US stocks finished mixed on Thursday after the Fed-induced relief rally. The tech-heavy index, Nasdaq, jumped for the second straight trading day, led by Meta Platforms Inc., with its shares surging 24% amid positive earnings reports and a $40 billion shares buyback. Though a jump in major tech stocks, Apple, Amazon and Alphabet’s shares all fell in after-hours trading due to a miss on earnings expectations. On the other hand, the Dow Jones Industrial Average fell, dragged by Merck after the pharmaceutical company provided weak guidance.
Both Bank of England and the European Central Bank raised interest rates by 50 basis points following Fed’s 25 basis points rate hike, bringing their benchmark rates to 4% and 3%, respectively. Spontaneously, both regional markets priced in a peak in their rate hike cycles, with rates sharply declining and sending the Eurodollar and British pound lower. The move has also pushed the US dollar higher, pressing on broad commodity markets, including metal and energy.
Equity futures point to a mixed open across the APAC region, with ASX futures up 0.34%, Nikkei 225 futures rising 0.47% and Hang Seng Index down 0.73%.Click to enlarge the table
- Tech shares jumped, while energy stocks slumped further in the S&P 500, with 6 out of the 11 sectors finishing higher. The Communication Service sector soared more than 6.7% amid Meta Platforms’ surge. Both technology and consumer discretionary were up about 3%. The energy sector, however, fell 2.5% on a further decline in oil and gas prices. The extreme divergence moves in the US stock sectors suggest that the tech is taking a ride on the policy optimism after the Fed signalled an end of its rate hike cycle, but commodities are pricing in an economic recession as the outlook deteriorated.
- Amazon’s shares tumbled 6% in after-hours trading due to a miss on earnings per share and light guidance in the fourth quarter. The e-Commerce giant reported $0.03 in EPS on $149.2 billion in revenue, while consensus called for $0.15 in EPS and $145.4B in revenue. The core business AWS’s revenue has also missed an expectation, reporting at $21.4 billion vs. an estimated $21.87 billion. The company expects the first quarter revenue to be between $121 billion to $126 billion, or a 4%-8% growth year on year, aligning with analysts’ expectations.

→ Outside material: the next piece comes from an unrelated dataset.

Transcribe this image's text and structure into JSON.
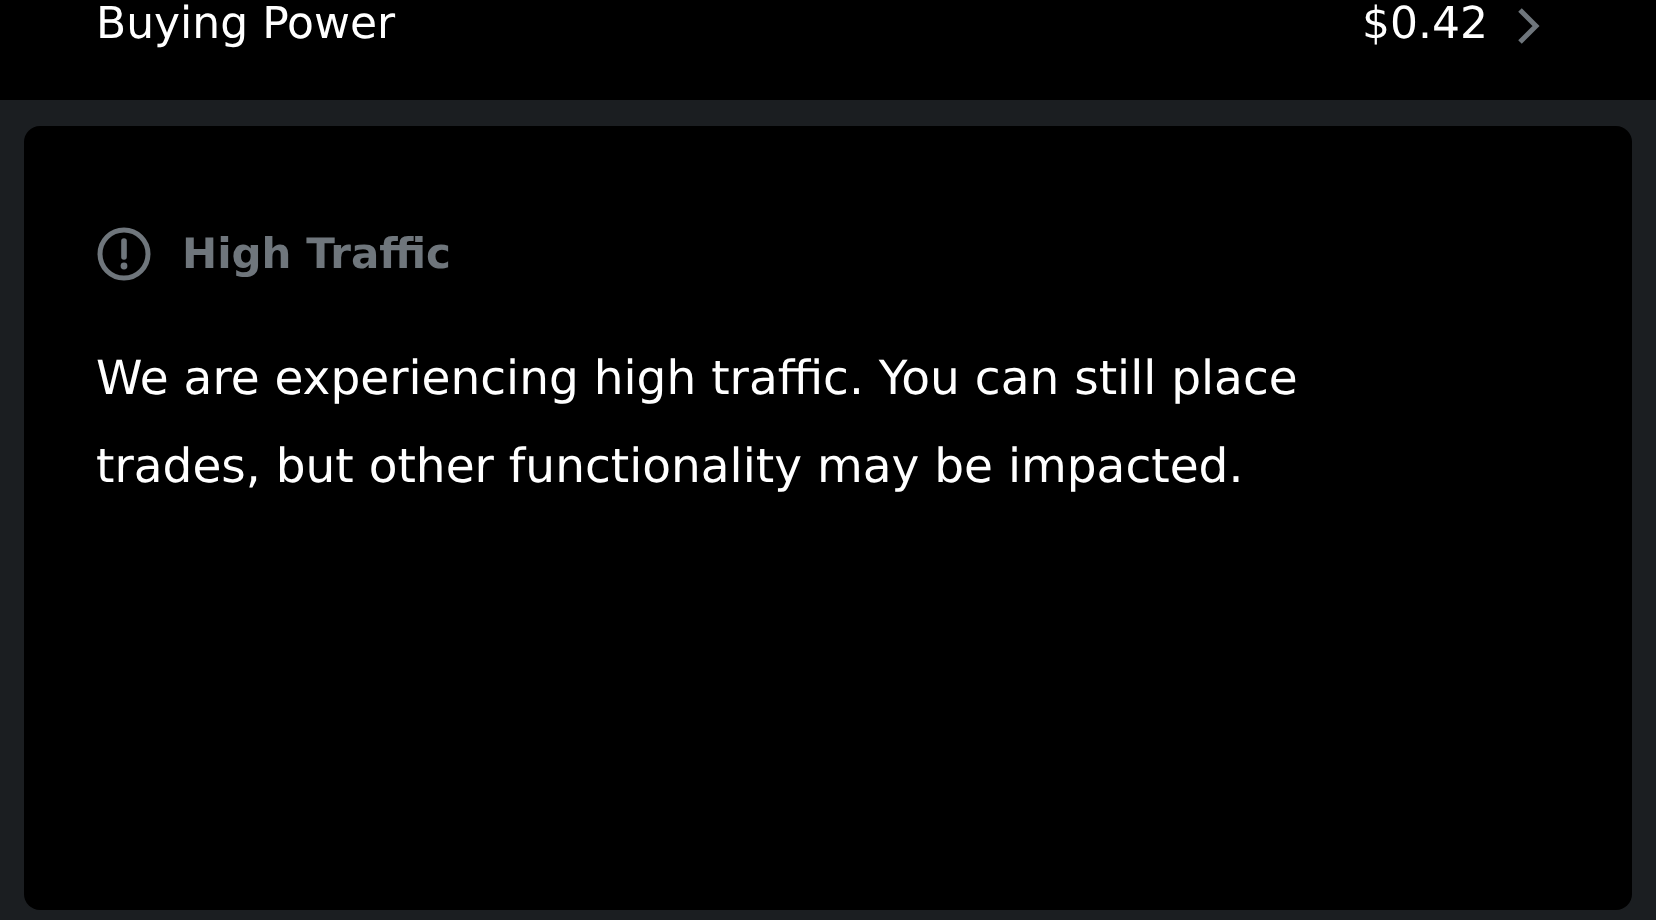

- Alphabet’s shares fell 3.9% in after-hours trading due to a miss on both EPS and revenue estimates in the fourth quarter. The search engine giant’s EPS came to $1.05 vs. the $1.18 estimated, while the revenue is at $76.05 billion vs. the $76.53 billion expected. Both YouTube and Google Cloud revenue also fell short of market expectations.

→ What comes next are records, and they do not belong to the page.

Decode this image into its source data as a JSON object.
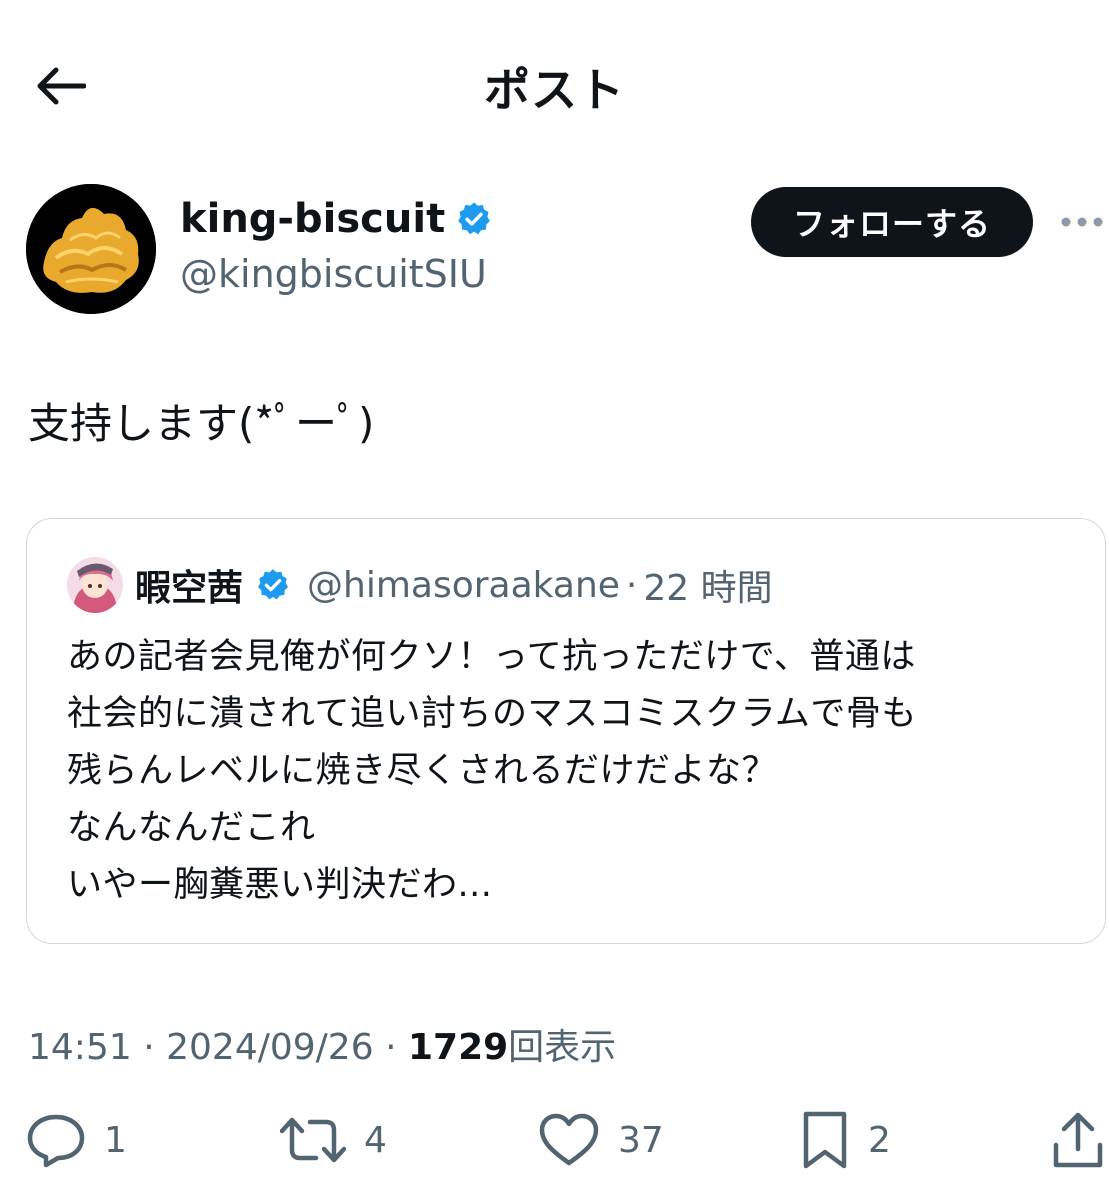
{
  "header": {
    "title": "ポスト"
  },
  "author": {
    "display_name": "king-biscuit",
    "handle": "@kingbiscuitSIU",
    "follow_label": "フォローする"
  },
  "tweet": {
    "text": "支持します(*ﾟーﾟ)"
  },
  "quote": {
    "display_name": "暇空茜",
    "handle": "@himasoraakane",
    "separator": "·",
    "time": "22 時間",
    "lines": [
      "あの記者会見俺が何クソ！って抗っただけで、普通は",
      "社会的に潰されて追い討ちのマスコミスクラムで骨も",
      "残らんレベルに焼き尽くされるだけだよな？",
      "なんなんだこれ",
      "いやー胸糞悪い判決だわ..."
    ]
  },
  "meta": {
    "time": "14:51",
    "date": "2024/09/26",
    "separator": "·",
    "views": "1729",
    "views_label": "回表示"
  },
  "actions": {
    "replies": "1",
    "reposts": "4",
    "likes": "37",
    "bookmarks": "2"
  },
  "colors": {
    "text": "#0f1419",
    "secondary": "#536471",
    "verified": "#1d9bf0",
    "border": "#cfd9de"
  }
}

- Apple’s shares slumped 4% in after-hours trading as the tech giant reported disappointing earnings in the final quarter and booked the largest year-on-year sales decline since 2019. Its earnings per share is at $1.88 vs. the $1.94 estimated, and the revenue came to $117.15 billion vs. the $121.10 billion expected. The iPhone sales revenue for Q4 is $65.78 billion vs. $68.29 billion.
- Gold futures retreated sharply from their 9-month highs as the US dollar rebounded. Gold price faced key resistance of 1,970, the pullback is more like a purely technical correction on an uptrend, with a further support of 1,840.
- Crude oil extended losses as energy’s upside momentum faded on economic growth concerns. The central banks’ policy tweaks are not pointing to brighter economic outlooks, instead, the all-year-long aggressive monetary policy and inflation woes are leading to a downturn, darkening the demand outlook in crude oil further.